The system operates in an asynchronous loop, constantly ingesting new knowledge and evaluating community interactions to provide helpful answers.

Knowledge Ingestion (Hourly Cron)

The assistant first needs a reliable brain. Instead of feeding it raw URLs on the fly, it processes published content via an hourly cron job.

Scan & Delta Detection: It scans content sources and uses content hashing to detect what is new, changed, or removed. This prevents the system from doing unnecessary reprocessing.
Embedding: Content is chunked and embedded using Gemini Embedding 001 (producing 3072-dimensional vectors).
Storage: The vectors and metadata (sourceType, slug, title, contentHash, learnedAt) are stored safely in a Knowledge Store (Vector Index) powered by @convex-dev/rag.

The Assistant Engine (Runs Every ~10 Mins)

This is the core decision-making loop that dictates when and how the AI replies.

Select Candidates: Scans for new user posts and replies that haven't been processed yet.
Triage: Evaluates if the post is actually a question and if it's relevant. If not, it safely skips it.
Retrieve (RAG): Performs a semantic search against the Vector Index to pull the top-K (~8) most relevant context chunks.
Confidence Gate: This is the most crucial step to prevent hallucinations. An LLM acts as a judge to determine if the retrieved context actually contains the answer. If the confidence score is < 0.75, the assistant remains silent.
Generate Answer: If confident, the system generates a response using DeepSeek v4-flash. The prompt mandates the inclusion of citations/references from the retrieved sources.
Human-like Delay: To avoid feeling like a frantic robot, the system schedules a random delay (3-20 minutes) before posting.
Deliver Reply: Just before posting, it re-checks if the user's post still exists, then inserts the comment. All decisions (answered, skipped, scheduled, confidence scores, citations) are logged into an audit table for idempotency.

2. Tech Stack

To keep the system fast and manageable, the stack relies heavily on modern serverless and API-driven tools:

Backend & Orchestration: Convex handles the Database, Serverless Actions, Cron Jobs, Scheduler, and File Storage.
RAG & Vector Store: @convex-dev/rag handles the chunking, embedding storage, and vector search natively.
Embeddings: Google Embedding 001 (3072 dim) is used for its high-quality multilingual capabilities and generous free tier.
LLM (Reasoning & Generation): DeepSeek v4-flash (via an OpenAI-compatible API) handles the heavy lifting of triage, confidence scoring, and answer generation.

3. Common Problems & Solutions

Building AI for production means expecting it to misbehave. Here is how common pitfalls are addressed:

Hallucination / Wrong Answers: Solved via the strict Confidence Gate (score $\ge$ 0.75) and mandatory references. If it doesn't know, it doesn't speak.
Feels Like a Bot: Addressed by injecting a human-like delay, using a natural tone, varying the opening sentences, and keeping answers short.
Repeated Reprocessing: Avoided by implementing content hashing and delta ingestion (skipping unchanged content).
Outdated Information: The ingestion cron handles removals explicitly—unpublishing or deleting content from the primary source removes it from the vector store.
Endless Conversations: Hard-capped at a maximum of 2 follow-ups per thread to prevent infinite loops.
Moderation & Safety: The AI operates like a normal user. Normal moderation rules apply, and human moderators can easily review the decision logs and remove replies if necessary.

4. Key Design Principles

Ultimately, the architecture adheres to four core principles:

Selective: Answer only when it knows the answer and when it is relevant.

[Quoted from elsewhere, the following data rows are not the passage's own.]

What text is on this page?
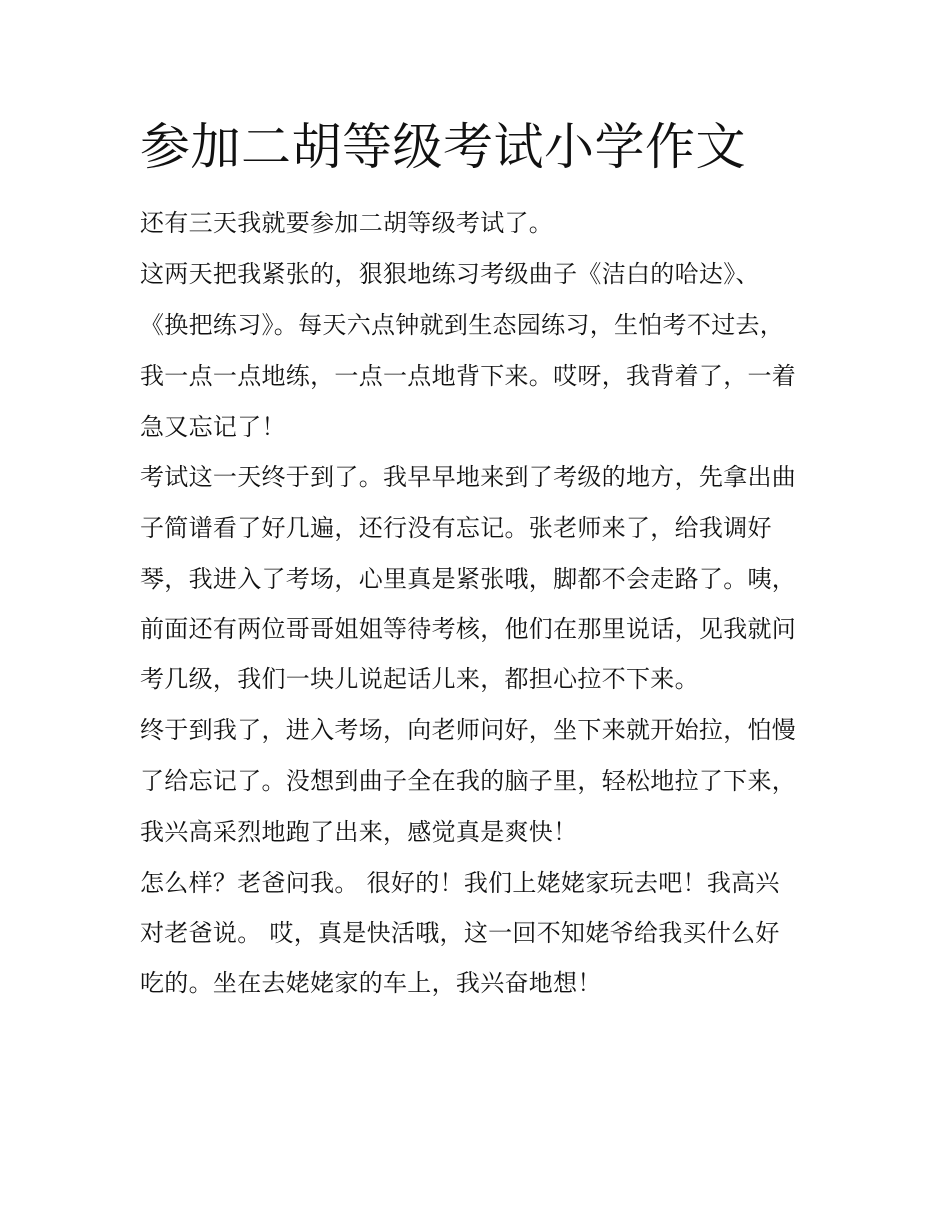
参加二胡等级考试小学作文

还有三天我就要参加二胡等级考试了。

这两天把我紧张的，狠狠地练习考级曲子《洁白的哈达》、

《换把练习》。每天六点钟就到生态园练习，生怕考不过去，

我一点一点地练，一点一点地背下来。哎呀，我背着了，一着

急又忘记了！

考试这一天终于到了。我早早地来到了考级的地方，先拿出曲

子简谱看了好几遍，还行没有忘记。张老师来了，给我调好

琴，我进入了考场，心里真是紧张哦，脚都不会走路了。咦，

前面还有两位哥哥姐姐等待考核，他们在那里说话，见我就问

考几级，我们一块儿说起话儿来，都担心拉不下来。

终于到我了，进入考场，向老师问好，坐下来就开始拉，怕慢

了给忘记了。没想到曲子全在我的脑子里，轻松地拉了下来，

我兴高采烈地跑了出来，感觉真是爽快！

怎么样？老爸问我。 很好的！我们上姥姥家玩去吧！我高兴

对老爸说。 哎，真是快活哦，这一回不知姥爷给我买什么好

吃的。坐在去姥姥家的车上，我兴奋地想！
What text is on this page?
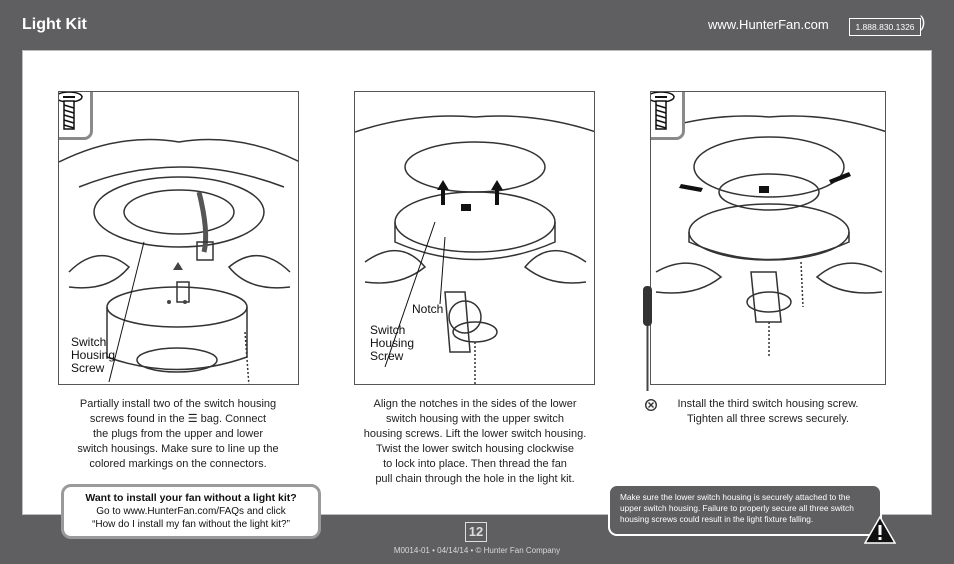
Light Kit	www.HunterFan.com	1.888.830.1326 )
Switch
Housing
Screw
Notch
Switch
Housing
Screw
Partially install two of the switch housing
screws found in the ☰ bag. Connect
the plugs from the upper and lower
switch housings. Make sure to line up the
colored markings on the connectors.
Align the notches in the sides of the lower
switch housing with the upper switch
housing screws. Lift the lower switch housing.
Twist the lower switch housing clockwise
to lock into place. Then thread the fan
pull chain through the hole in the light kit.
Install the third switch housing screw.
Tighten all three screws securely.
Want to install your fan without a light kit?
Go to www.HunterFan.com/FAQs and click
“How do I install my fan without the light kit?”
Make sure the lower switch housing is securely attached to the upper switch housing. Failure to properly secure all three switch housing screws could result in the light fixture falling.
12
M0014-01 • 04/14/14 • © Hunter Fan Company
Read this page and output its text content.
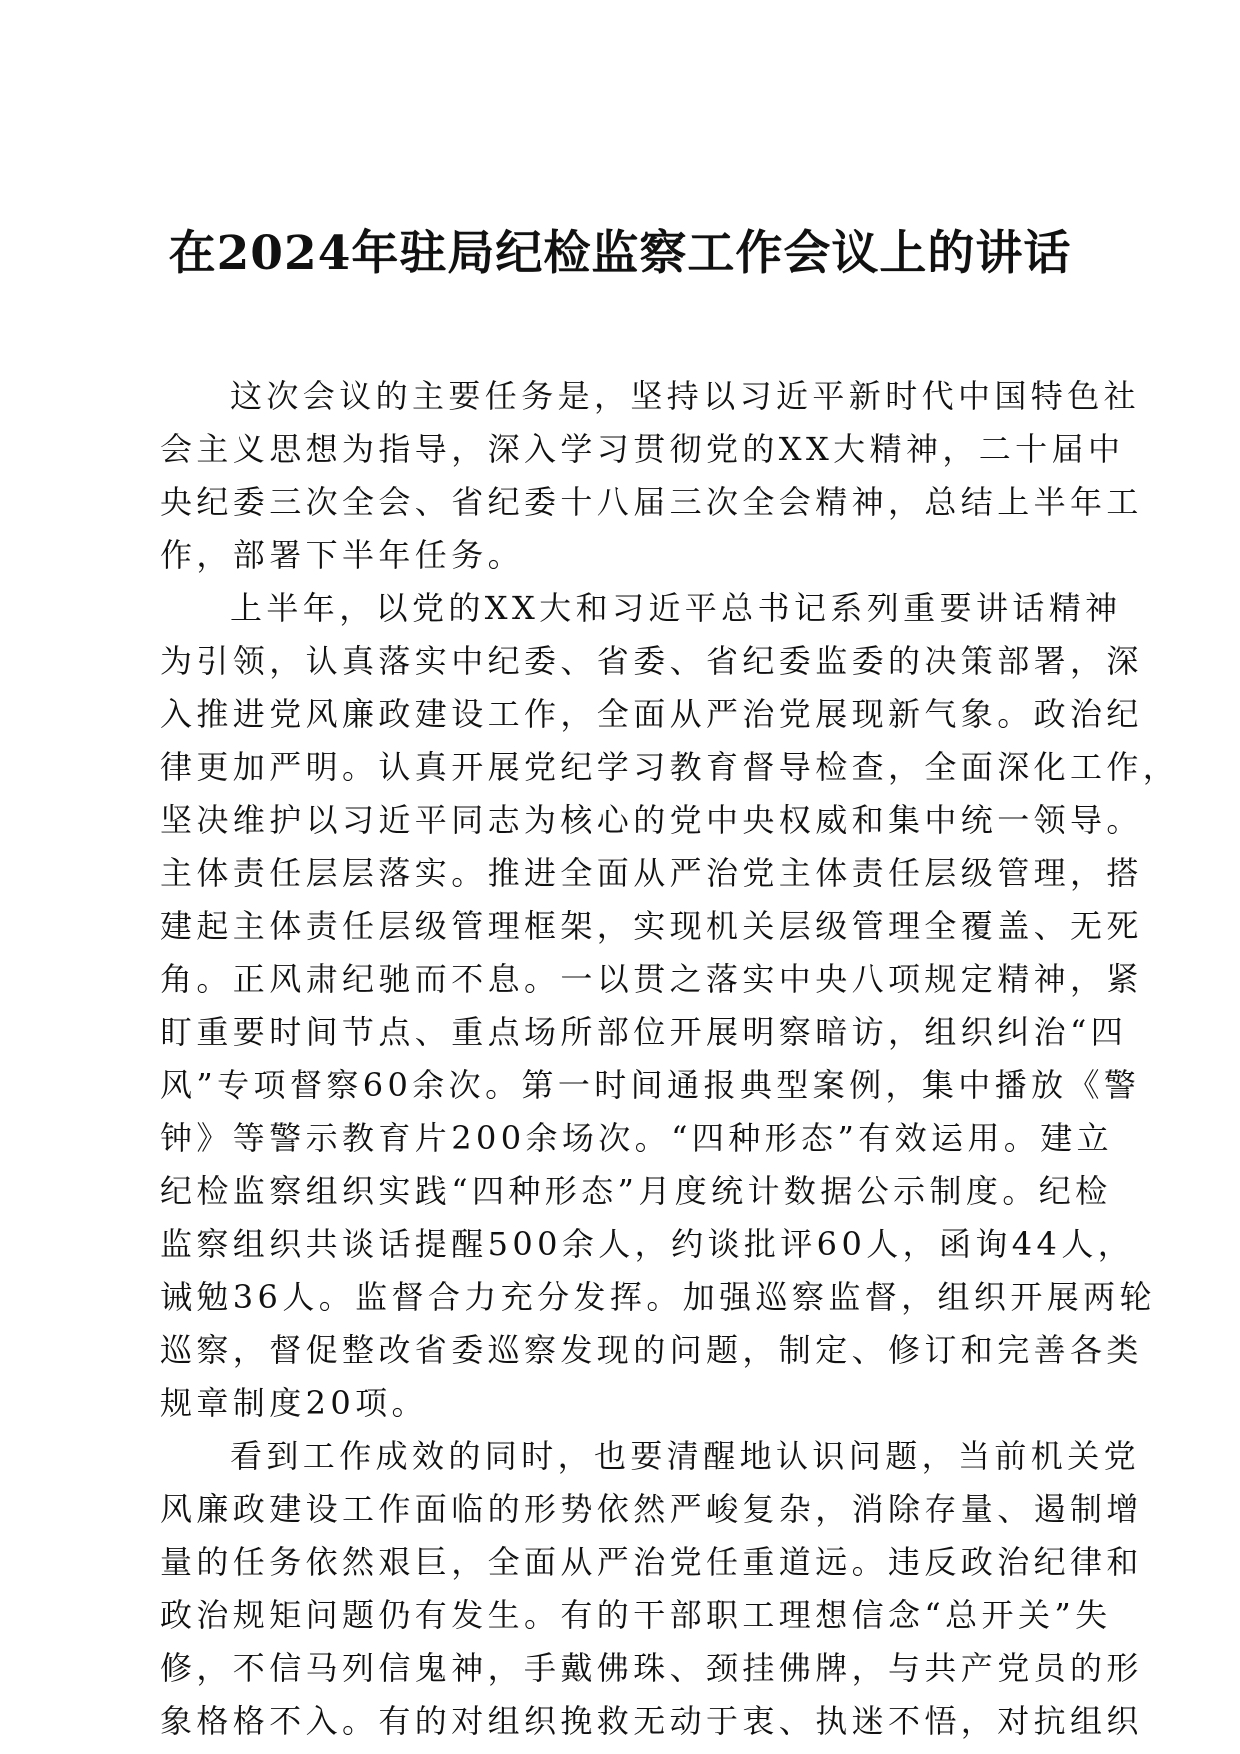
在2024年驻局纪检监察工作会议上的讲话

这次会议的主要任务是，坚持以习近平新时代中国特色社
会主义思想为指导，深入学习贯彻党的XX大精神，二十届中
央纪委三次全会、省纪委十八届三次全会精神，总结上半年工
作，部署下半年任务。

上半年，以党的XX大和习近平总书记系列重要讲话精神
为引领，认真落实中纪委、省委、省纪委监委的决策部署，深
入推进党风廉政建设工作，全面从严治党展现新气象。政治纪
律更加严明。认真开展党纪学习教育督导检查，全面深化工作，
坚决维护以习近平同志为核心的党中央权威和集中统一领导。
主体责任层层落实。推进全面从严治党主体责任层级管理，搭
建起主体责任层级管理框架，实现机关层级管理全覆盖、无死
角。正风肃纪驰而不息。一以贯之落实中央八项规定精神，紧
盯重要时间节点、重点场所部位开展明察暗访，组织纠治“四
风”专项督察60余次。第一时间通报典型案例，集中播放《警
钟》等警示教育片200余场次。“四种形态”有效运用。建立
纪检监察组织实践“四种形态”月度统计数据公示制度。纪检
监察组织共谈话提醒500余人，约谈批评60人，函询44人，
诫勉36人。监督合力充分发挥。加强巡察监督，组织开展两轮
巡察，督促整改省委巡察发现的问题，制定、修订和完善各类
规章制度20项。

看到工作成效的同时，也要清醒地认识问题，当前机关党
风廉政建设工作面临的形势依然严峻复杂，消除存量、遏制增
量的任务依然艰巨，全面从严治党任重道远。违反政治纪律和
政治规矩问题仍有发生。有的干部职工理想信念“总开关”失
修，不信马列信鬼神，手戴佛珠、颈挂佛牌，与共产党员的形
象格格不入。有的对组织挽救无动于衷、执迷不悟，对抗组织
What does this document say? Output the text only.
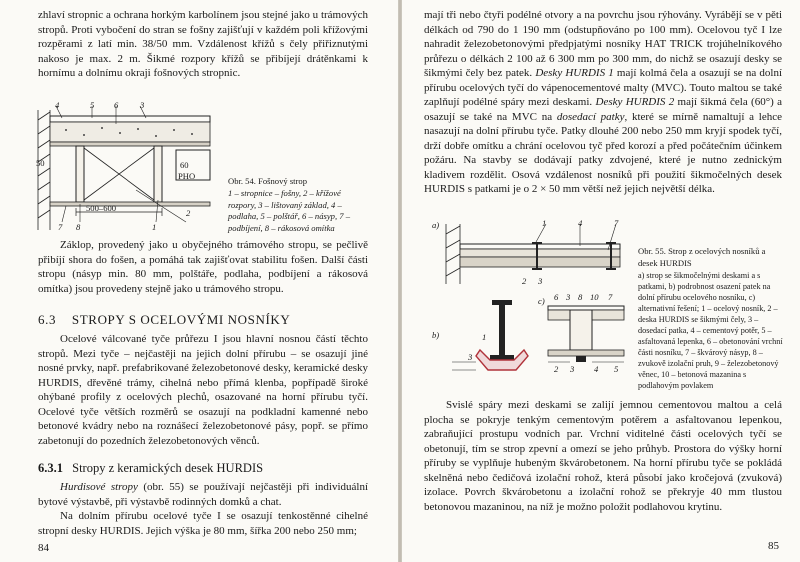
zhlaví stropnic a ochrana horkým karbolínem jsou stejné jako u trámových stropů. Proti vybočení do stran se fošny zajišťují v každém poli křížovými rozpěrami z latí min. 38/50 mm. Vzdálenost křížů s čely přiřiznutými nakoso je max. 2 m. Šikmé rozpory křížů se přibíjejí drátěnkami k hornímu a dolnímu okraji fošnových stropnic.

4	5 6	3
50	60
PHO
500–600
7 8	1
2

Obr. 54. Fošnový strop

1 – stropnice – fošny, 2 – křížové rozpory, 3 – lištovaný základ, 4 – podlaha, 5 – polštář, 6 – násyp, 7 – podbíjení, 8 – rákosová omítka

Záklop, provedený jako u obyčejného trámového stropu, se pečlivě přibíjí shora do fošen, a pomáhá tak zajišťovat stabilitu fošen. Další části stropu (násyp min. 80 mm, polštáře, podlaha, podbíjení a rákosová omítka) jsou provedeny stejně jako u trámového stropu.

6.3 STROPY S OCELOVÝMI NOSNÍKY

Ocelové válcované tyče průřezu I jsou hlavní nosnou částí těchto stropů. Mezi tyče – nejčastěji na jejich dolní přírubu – se osazují jiné nosné prvky, např. prefabrikované železobetonové desky, keramické desky HURDIS, dřevěné trámy, cihelná nebo přímá klenba, popřípadě široké ohýbané profily z ocelových plechů, osazované na horní přírubu tyčí. Ocelové tyče větších rozměrů se osazují na podkladní kamenné nebo betonové kvádry nebo na roznášecí železobetonové pásy, popř. se přímo zabetonují do pozedních železobetonových věnců.

6.3.1 Stropy z keramických desek HURDIS

Hurdisové stropy (obr. 55) se používají nejčastěji při individuální bytové výstavbě, při výstavbě rodinných domků a chat.

Na dolním přírubu ocelové tyče I se osazují tenkostěnné cihelné stropní desky HURDIS. Jejich výška je 80 mm, šířka 200 nebo 250 mm;

84

mají tři nebo čtyři podélné otvory a na povrchu jsou rýhovány. Vyrábějí se v pěti délkách od 790 do 1 190 mm (odstupňováno po 100 mm). Ocelovou tyč I lze nahradit železobetonovými předpjatými nosníky HAT TRICK trojúhelníkového průřezu o délkách 2 100 až 6 300 mm po 300 mm, do nichž se osazují desky se šikmými čely bez patek. Desky HURDIS 1 mají kolmá čela a osazují se na dolní přírubu ocelových tyčí do vápenocementové malty (MVC). Touto maltou se také zaplňují podélné spáry mezi deskami. Desky HURDIS 2 mají šikmá čela (60°) a osazují se také na MVC na dosedací patky, které se mírně namaltují a lehce nasazují na dolní přírubu tyče. Patky dlouhé 200 nebo 250 mm kryjí spodek tyčí, drží dobře omítku a chrání ocelovou tyč před korozí a před počátečním účinkem požáru. Na stavby se dodávají patky zdvojené, které je nutno zednickým kladivem rozdělit. Osová vzdálenost nosníků při použití šikmočelných desek HURDIS s patkami je o 2 × 50 mm větší než jejich největší délka.

a)
b)
c)
1	4	7
2 3
6 3 8 10 7
2 3 4 5
1
3

Obr. 55. Strop z ocelových nosníků a desek HURDIS

a) strop se šikmočelnými deskami a s patkami, b) podrobnost osazení patek na dolní přírubu ocelového nosníku, c) alternativní řešení; 1 – ocelový nosník, 2 – deska HURDIS se šikmými čely, 3 – dosedací patka, 4 – cementový potěr, 5 – asfaltovaná lepenka, 6 – obetonování vrchní části nosníku, 7 – škvárový násyp, 8 – zvukově izolační pruh, 9 – železobetonový věnec, 10 – betonová mazanina s podlahovým povlakem

Svislé spáry mezi deskami se zalijí jemnou cementovou maltou a celá plocha se pokryje tenkým cementovým potěrem a asfaltovanou lepenkou, zabraňující prostupu vodních par. Vrchní viditelné části ocelových tyčí se obetonují, tím se strop zpevní a omezí se jeho průhyb. Prostora do výšky horní příruby se vyplňuje hubeným škvárobetonem. Na horní přírubu tyče se pokládá skelněná nebo čedičová izolační rohož, která působí jako kročejová (zvuková) izolace. Povrch škvárobetonu a izolační rohož se překryje 40 mm tlustou betonovou mazaninou, na níž je možno položit podlahovou krytinu.

85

Selective silence is always better than noise.
Knowledge-Grounded: All answers must come from curated, embedded content, not from the LLM's pre-trained assumptions.
Human-Like: Act like a helpful community member, not a soulless encyclopedia.
Safe & Auditable: Maintain transparent AI identity, clear decision logs, and full moderation readiness.

By combining strict confidence gates, delta-based ingestion, and human-like delays, you can build an AI assistant that genuinely elevates a community rather than spamming it.